O (não tão) futuro (não tão) distópico de 3% | Judão

Primeira série Brasileira produzida pelo Netflix estreia nessa sexta-feira em todo o Mundo. Enquanto o elenco se empolga pela presença no serviço de streaming, a história mostra que o tal futuro distópico da série é mais presente do que parece

Starstruck é o ato ou efeito de ficar excitadíssima e/ou paralisada ao encontrar alguma celebridade que, por mais que esteja fazendo a mesma coisa que você num lugar qualquer, ainda é AQUELA pessoa.

Netflix é uma das maiores empresas de entretenimento / tecnologia do Mundo e que, de repente, resolveu tirar do papel a ideia de Pedro Aguilera para um futuro distópico do Brasil. É de se imaginar pernas tremendo, bocas secas e barrigas geladas só de pensar que seu trabalho chegará simultaneamente em trocentos países, numa porrada de línguas, com assunto que o Brasil tem zero tradição... Mas o que parece ter pegado o elenco de 3% é outra coisa. :)

“Tipo, ‘ah, nossa, é mesmo, então só vários países! Netflix que eu sempre assisti agora a gente vai tá lá! Pra mim, pelo menos, essa ficha tá caindo só agora”, disse Mel Fronckowiak. “É incrível”, continuou Rodolfo Valente. “Eu sou absurdamente fã de todas as séries da Netflix e fazer parte da primeira brasileira original... sabe? (...) Eu sempre sonhei, mas nunca imaginei que um dia isso se concretizaria”.

Bianca Comparato, porém, colocou um pouquinho só os pés no chão. “Primeiro: a gente trabalhou no Brasil. A produção não é diferente de nenhuma série ou filme que a gente fez, que era tudo Brasileiro”, disse. “Na real, eu acho Netflix bem pequena. Ela é gigante porque chega em milhões de países, mas em número de funcionários, eles são muito acessíveis”.

Eu sou absurdamente fã de todas as séries da Netflix e fazer parte da primeira brasileira original... sabe?

3%, que estreia nessa sexta-feira, é uma série se passa nesse Brasil em que todas as pessoas, ao atingirem 20 anos, tem a chance de participar de uma série de testes e se mostrar APTAS a viver numa sociedade que, dizem, é muito melhor. De todos esses cof cof tributos cof cof, apenas 3% deles são aprovados todos os anos. Sacou o título da série? Hein, hein?

A questão de 3% é que o tal futuro distópico Brasileiro não é exatamente tão futuro e tão distópico assim. Como se não bastasse, um dos cenários da série, usado pra representar essa sociedade DITA superior, é simplesmente a chamada Arena Corinthians, o estádio do chamado “time do povo”. Mais irônico ainda: é o tal do setor oeste, cheio dos camarotes, assentos estofados, ingressos absurdamente caros e gente que tira selfie com a bola do jogo em que o time perde do maior rival e ainda reclama de quem assiste ao jogo de pé.

Pelo menos no futebol, em 2016, o mundo de 3% não é absolutamente nada futurista e muito menos distópico...

César Charlone dirige Vaneza Oliveira e Mel Fronckowiak dentro do vestiário da Arena Corinthians

César Charlone dirige Vaneza Oliveira e Mel Fronckowiak dentro do vestiário da Arena Corinthians

Aí a gente fala (pra caralho) de representatividade e empatia aqui no JUDÃO, sempre querendo que o mundo real seja representado nos filmes que assistimos, quadrinhos que lemos... Mas já percebeu que, quando o inverso acontece — um mundo “fictício” representa exatamente o que vivemos no momento — muito pouca gente percebe? Ou não aceita, ou não enxerga, ou não entende?

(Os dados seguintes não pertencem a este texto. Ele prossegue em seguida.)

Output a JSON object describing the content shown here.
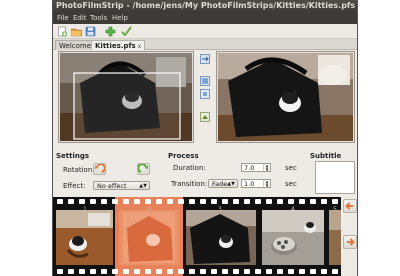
{
  "window": {
    "title": "PhotoFilmStrip - /home/jens/My PhotoFilmStrips/Kitties/Kitties.pfs",
    "controls": [
      "close",
      "minimize",
      "maximize"
    ]
  },
  "menu": [
    "File",
    "Edit",
    "Tools",
    "Help"
  ],
  "toolbar": {
    "buttons": [
      {
        "name": "new-project-icon",
        "color": "#7bb661"
      },
      {
        "name": "open-project-icon",
        "color": "#e8a040"
      },
      {
        "name": "save-project-icon",
        "color": "#5b8ec9"
      },
      {
        "name": "add-pictures-icon",
        "color": "#5db84a"
      },
      {
        "name": "render-filmstrip-icon",
        "color": "#6aab3d"
      }
    ]
  },
  "tabs": [
    {
      "label": "Welcome",
      "active": false
    },
    {
      "label": "Kitties.pfs",
      "close": "x",
      "active": true
    }
  ],
  "settings": {
    "heading": "Settings",
    "rotation_label": "Rotation:",
    "effect_label": "Effect:",
    "effect_value": "No effect"
  },
  "process": {
    "heading": "Process",
    "duration_label": "Duration:",
    "duration_value": "7.0",
    "duration_unit": "sec",
    "transition_label": "Transition:",
    "transition_value": "Fade",
    "transition_duration": "1.0",
    "transition_unit": "sec"
  },
  "subtitle": {
    "heading": "Subtitle"
  },
  "filmstrip": {
    "frames": [
      {
        "number": "1",
        "selected": false
      },
      {
        "number": "2",
        "selected": true
      },
      {
        "number": "3",
        "selected": false
      },
      {
        "number": "4",
        "selected": false
      },
      {
        "number": "5",
        "selected": false
      }
    ]
  },
  "colors": {
    "selected_frame": "#e8825a",
    "accent_orange": "#e07a3c",
    "accent_green": "#58a83c"
  }
}
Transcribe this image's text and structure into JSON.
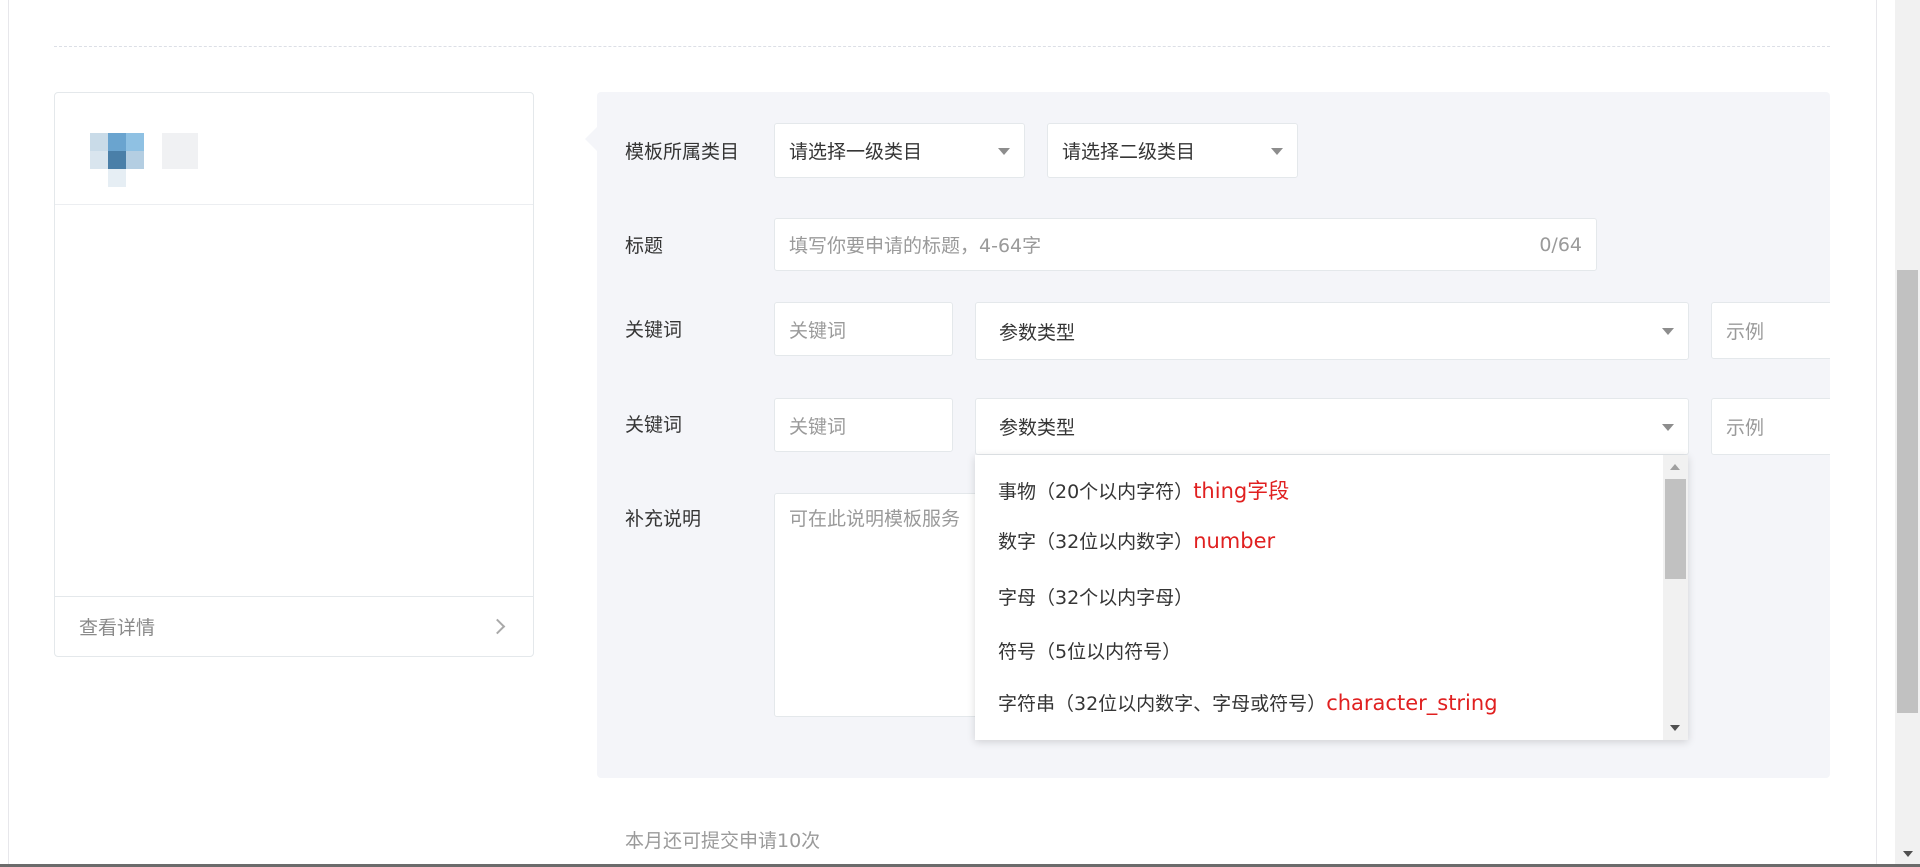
{
  "preview": {
    "view_detail": "查看详情"
  },
  "form": {
    "category_label": "模板所属类目",
    "category_primary": "请选择一级类目",
    "category_secondary": "请选择二级类目",
    "title_label": "标题",
    "title_placeholder": "填写你要申请的标题，4-64字",
    "title_counter": "0/64",
    "keyword_rows": [
      {
        "label": "关键词",
        "keyword_placeholder": "关键词",
        "param_type": "参数类型",
        "example_placeholder": "示例"
      },
      {
        "label": "关键词",
        "keyword_placeholder": "关键词",
        "param_type": "参数类型",
        "example_placeholder": "示例"
      }
    ],
    "note_label": "补充说明",
    "note_placeholder": "可在此说明模板服务"
  },
  "dropdown": {
    "options": [
      {
        "text": "事物（20个以内字符）",
        "highlight": "thing字段"
      },
      {
        "text": "数字（32位以内数字）",
        "highlight": "number"
      },
      {
        "text": "字母（32个以内字母）",
        "highlight": ""
      },
      {
        "text": "符号（5位以内符号）",
        "highlight": ""
      },
      {
        "text": "字符串（32位以内数字、字母或符号）",
        "highlight": "character_string"
      }
    ]
  },
  "footer": {
    "quota": "本月还可提交申请10次"
  },
  "colors": {
    "panel_bg": "#f4f5f9",
    "highlight_red": "#e02020",
    "border": "#e4e8eb"
  }
}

O que é que nós podemos fazer pra mudar isso?

“Se a gente continuar assim, levantando os mundos e segregando, a gente pode chegar numa realidade que a série retrata”, alerta Bianca Comparato. “É o que eu gostaria que as pessoas entendessem, mas eu não tenho como controlar isso”.

“Uma coisa que eu gosto muito no roteiro do Pedro é que ele levanta tanta pergunta que as vezes na hora a pessoa não vai entender, mas em algum momento ela vai reconhecer, falar ‘putz, olha!'”, afirmou Vaneza Oliveira. Rodolfo Valente, por sua vez, acredita que esse é um bom caminho, o das metáforas e alegorias. “Quando você diz uma coisa, pega num lugar racional. Agora, quando você diz por metáforas e por alegorias, como é 3%, pega num lugar mais profundo. Talvez a pessoa não entenda, na hora. Mas eu acho que é uma coisa muito mais profunda”.

“Essa reflexão é importante de qualquer maneira”, afirmou Mel Fronckowiak. “Talvez a pessoa assista aos oito episódios e não saia falando sobre isso, mas algo ali fica... Essa é a função da dramaturgia, da arte. O que 3% faz é dar nome a tudo isso, é instituir, é dividir bem os papeis”, completou. João Miguel resumiu bem: “tá se falando, e tem que se falar”.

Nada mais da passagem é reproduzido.